Au cœur du travail du réalisateur, le témoignage doit pallier l’absence de traces du régime en utilisant la confrontation avec des protagonistes du régime autour d’un dispositif que l’image animée permet : le face-à-face. Par ailleurs, Rithy Panh s’est lancé avec Leu Pannakar, ancien directeur du centre du cinéma cambodgien dans un véritable travail de mémorialiste[7] avec la création du centre Bophana à Phnom Penh en 2006 dont il a défini le rôle : « Sa mission est de rendre la mémoire patrimoniale aux Cambodgiens.
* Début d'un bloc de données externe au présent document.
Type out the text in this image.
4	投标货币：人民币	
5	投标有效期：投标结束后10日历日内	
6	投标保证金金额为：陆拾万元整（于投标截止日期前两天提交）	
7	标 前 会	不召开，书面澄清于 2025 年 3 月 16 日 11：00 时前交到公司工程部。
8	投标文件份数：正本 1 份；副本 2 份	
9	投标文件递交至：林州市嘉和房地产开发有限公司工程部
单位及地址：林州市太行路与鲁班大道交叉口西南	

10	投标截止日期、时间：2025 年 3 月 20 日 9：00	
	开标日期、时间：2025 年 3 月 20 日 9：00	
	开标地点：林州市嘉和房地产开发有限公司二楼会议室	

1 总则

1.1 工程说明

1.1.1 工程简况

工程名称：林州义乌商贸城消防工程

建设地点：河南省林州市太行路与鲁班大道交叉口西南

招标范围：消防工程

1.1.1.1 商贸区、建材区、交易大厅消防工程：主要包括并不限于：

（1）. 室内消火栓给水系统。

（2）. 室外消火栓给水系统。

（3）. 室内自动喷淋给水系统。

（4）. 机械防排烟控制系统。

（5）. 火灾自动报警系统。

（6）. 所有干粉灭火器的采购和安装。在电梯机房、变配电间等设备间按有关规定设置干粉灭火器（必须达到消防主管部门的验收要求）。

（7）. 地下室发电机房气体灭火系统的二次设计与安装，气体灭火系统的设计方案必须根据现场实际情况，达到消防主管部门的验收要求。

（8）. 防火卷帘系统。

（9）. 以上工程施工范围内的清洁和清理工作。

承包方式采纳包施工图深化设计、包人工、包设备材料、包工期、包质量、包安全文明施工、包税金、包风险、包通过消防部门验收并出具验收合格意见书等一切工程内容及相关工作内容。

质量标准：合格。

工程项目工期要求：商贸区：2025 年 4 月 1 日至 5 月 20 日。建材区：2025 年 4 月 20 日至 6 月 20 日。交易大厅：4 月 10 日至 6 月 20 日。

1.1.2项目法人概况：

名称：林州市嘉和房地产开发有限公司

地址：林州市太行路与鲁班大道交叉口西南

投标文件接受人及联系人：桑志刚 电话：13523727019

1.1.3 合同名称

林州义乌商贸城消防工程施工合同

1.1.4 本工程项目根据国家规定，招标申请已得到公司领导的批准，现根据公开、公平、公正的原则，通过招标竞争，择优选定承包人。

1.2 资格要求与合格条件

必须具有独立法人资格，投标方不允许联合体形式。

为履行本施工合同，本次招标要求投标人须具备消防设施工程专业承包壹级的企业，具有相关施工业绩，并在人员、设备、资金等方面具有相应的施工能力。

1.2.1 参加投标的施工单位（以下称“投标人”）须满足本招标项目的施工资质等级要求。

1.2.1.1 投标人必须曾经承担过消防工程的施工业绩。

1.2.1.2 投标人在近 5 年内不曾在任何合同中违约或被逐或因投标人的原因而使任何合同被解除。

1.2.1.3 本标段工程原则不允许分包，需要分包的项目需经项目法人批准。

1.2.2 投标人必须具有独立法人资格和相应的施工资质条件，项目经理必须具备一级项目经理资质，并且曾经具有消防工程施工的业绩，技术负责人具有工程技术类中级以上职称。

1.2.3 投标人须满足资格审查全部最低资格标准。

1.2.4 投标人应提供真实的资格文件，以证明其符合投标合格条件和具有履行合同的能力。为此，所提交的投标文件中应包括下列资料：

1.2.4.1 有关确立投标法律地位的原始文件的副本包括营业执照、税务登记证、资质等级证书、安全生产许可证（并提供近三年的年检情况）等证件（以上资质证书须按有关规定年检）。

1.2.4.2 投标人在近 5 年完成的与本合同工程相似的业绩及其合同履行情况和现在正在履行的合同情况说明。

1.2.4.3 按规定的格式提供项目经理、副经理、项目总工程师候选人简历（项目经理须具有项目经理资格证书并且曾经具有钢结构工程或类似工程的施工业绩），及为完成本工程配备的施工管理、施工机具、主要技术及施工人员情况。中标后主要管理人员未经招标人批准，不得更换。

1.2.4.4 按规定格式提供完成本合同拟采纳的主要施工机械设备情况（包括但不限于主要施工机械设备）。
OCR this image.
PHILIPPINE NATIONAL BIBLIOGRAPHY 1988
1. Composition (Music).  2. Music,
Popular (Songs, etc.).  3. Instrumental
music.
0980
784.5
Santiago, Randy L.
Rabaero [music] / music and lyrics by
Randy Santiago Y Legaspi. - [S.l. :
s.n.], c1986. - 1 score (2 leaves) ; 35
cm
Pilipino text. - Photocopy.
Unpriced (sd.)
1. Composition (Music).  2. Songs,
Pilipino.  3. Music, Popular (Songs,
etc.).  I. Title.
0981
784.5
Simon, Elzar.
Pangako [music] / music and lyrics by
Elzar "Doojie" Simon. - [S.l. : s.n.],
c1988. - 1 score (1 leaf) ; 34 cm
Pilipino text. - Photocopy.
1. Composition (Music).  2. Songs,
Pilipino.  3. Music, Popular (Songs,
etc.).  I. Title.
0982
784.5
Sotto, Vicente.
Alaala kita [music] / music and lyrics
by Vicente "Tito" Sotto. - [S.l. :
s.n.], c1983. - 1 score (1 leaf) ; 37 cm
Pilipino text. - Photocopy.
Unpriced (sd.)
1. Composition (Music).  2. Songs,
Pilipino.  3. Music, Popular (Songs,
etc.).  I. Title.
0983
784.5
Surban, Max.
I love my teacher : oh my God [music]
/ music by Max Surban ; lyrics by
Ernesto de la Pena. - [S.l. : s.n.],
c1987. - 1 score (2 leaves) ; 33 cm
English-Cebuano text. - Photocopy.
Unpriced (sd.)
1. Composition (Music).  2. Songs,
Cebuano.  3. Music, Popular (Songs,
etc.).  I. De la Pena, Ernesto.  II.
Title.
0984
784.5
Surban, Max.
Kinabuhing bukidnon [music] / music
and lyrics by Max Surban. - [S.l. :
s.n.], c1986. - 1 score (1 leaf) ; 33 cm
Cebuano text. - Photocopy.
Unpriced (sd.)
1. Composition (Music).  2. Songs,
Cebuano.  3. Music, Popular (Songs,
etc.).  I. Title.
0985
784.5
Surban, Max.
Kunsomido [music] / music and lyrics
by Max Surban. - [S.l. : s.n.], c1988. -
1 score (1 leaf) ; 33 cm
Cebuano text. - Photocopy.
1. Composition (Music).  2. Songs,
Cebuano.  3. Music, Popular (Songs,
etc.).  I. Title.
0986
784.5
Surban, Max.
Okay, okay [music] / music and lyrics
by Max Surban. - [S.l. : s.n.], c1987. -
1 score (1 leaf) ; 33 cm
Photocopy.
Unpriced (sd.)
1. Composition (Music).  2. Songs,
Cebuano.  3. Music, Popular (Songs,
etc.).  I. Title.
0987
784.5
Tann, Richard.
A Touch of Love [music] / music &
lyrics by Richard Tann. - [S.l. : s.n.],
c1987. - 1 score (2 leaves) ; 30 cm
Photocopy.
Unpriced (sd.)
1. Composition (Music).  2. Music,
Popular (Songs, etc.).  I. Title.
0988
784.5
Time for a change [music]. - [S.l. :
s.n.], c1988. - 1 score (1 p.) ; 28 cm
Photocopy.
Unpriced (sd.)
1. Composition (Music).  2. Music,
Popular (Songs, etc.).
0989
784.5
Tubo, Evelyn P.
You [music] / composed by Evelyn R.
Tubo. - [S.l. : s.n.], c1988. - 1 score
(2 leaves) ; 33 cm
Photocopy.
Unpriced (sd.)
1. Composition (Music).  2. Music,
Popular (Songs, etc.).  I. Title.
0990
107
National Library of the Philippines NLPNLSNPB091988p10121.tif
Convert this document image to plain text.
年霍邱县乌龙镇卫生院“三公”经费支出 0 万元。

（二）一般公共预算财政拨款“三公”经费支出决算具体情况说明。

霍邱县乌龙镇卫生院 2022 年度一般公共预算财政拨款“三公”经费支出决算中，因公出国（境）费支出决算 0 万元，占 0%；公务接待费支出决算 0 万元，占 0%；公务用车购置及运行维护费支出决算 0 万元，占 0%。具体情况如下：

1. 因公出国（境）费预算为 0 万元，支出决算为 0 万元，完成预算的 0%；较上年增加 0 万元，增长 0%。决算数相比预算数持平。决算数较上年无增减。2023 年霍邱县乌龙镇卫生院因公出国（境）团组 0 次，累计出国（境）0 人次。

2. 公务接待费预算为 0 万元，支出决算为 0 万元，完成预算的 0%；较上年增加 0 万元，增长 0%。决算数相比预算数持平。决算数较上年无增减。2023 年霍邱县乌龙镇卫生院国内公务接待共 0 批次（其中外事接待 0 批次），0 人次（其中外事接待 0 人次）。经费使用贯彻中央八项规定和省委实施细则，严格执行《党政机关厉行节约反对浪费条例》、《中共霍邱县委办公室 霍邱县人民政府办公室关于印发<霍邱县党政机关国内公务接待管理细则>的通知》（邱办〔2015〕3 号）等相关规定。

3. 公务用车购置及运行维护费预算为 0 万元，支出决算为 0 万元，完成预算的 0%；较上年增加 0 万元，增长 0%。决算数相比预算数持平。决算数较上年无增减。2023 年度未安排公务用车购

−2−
Car la perte de mémoire est une atteinte à l’Histoire et contribue à un déficit de démocratie[8]». Bophana, du nom d’une des victimes du centre de torture S21, est un centre de ressources audiovisuelles dont la mission est la reconstitution de la mémoire nationale à travers la collecte des archives audiovisuelles du Cambodge, depuis les premiers films de la fin du XIXème siècle jusqu’aux films d’actualité des années 1960, en passant par les films de fiction de Norodom Sihanouk.

Phouséra Ing dit Séra : l’art et l’archive

Chez Séra, artiste protéiforme, peintre, sculpteur, graveur et dessinateur de bandes dessinées, tout le travail de création vise à comprendre ce qui a pu se passer. Qu’il s’agisse de sculpture, de peinture ou de dessin, le geste a pour objectif de faire reconnaître le génocide, lutter contre l’oubli et éveiller la jeune génération cambodgienne à cette mémoire collective. Parmi l’œuvre multiple de Séra, les albums graphiques abordent la représentation de la tragédie autour de cette question : comment donner à voir avec la bande dessinée le réel sans le travestir, tout en faisant travail de fiction ? [9]».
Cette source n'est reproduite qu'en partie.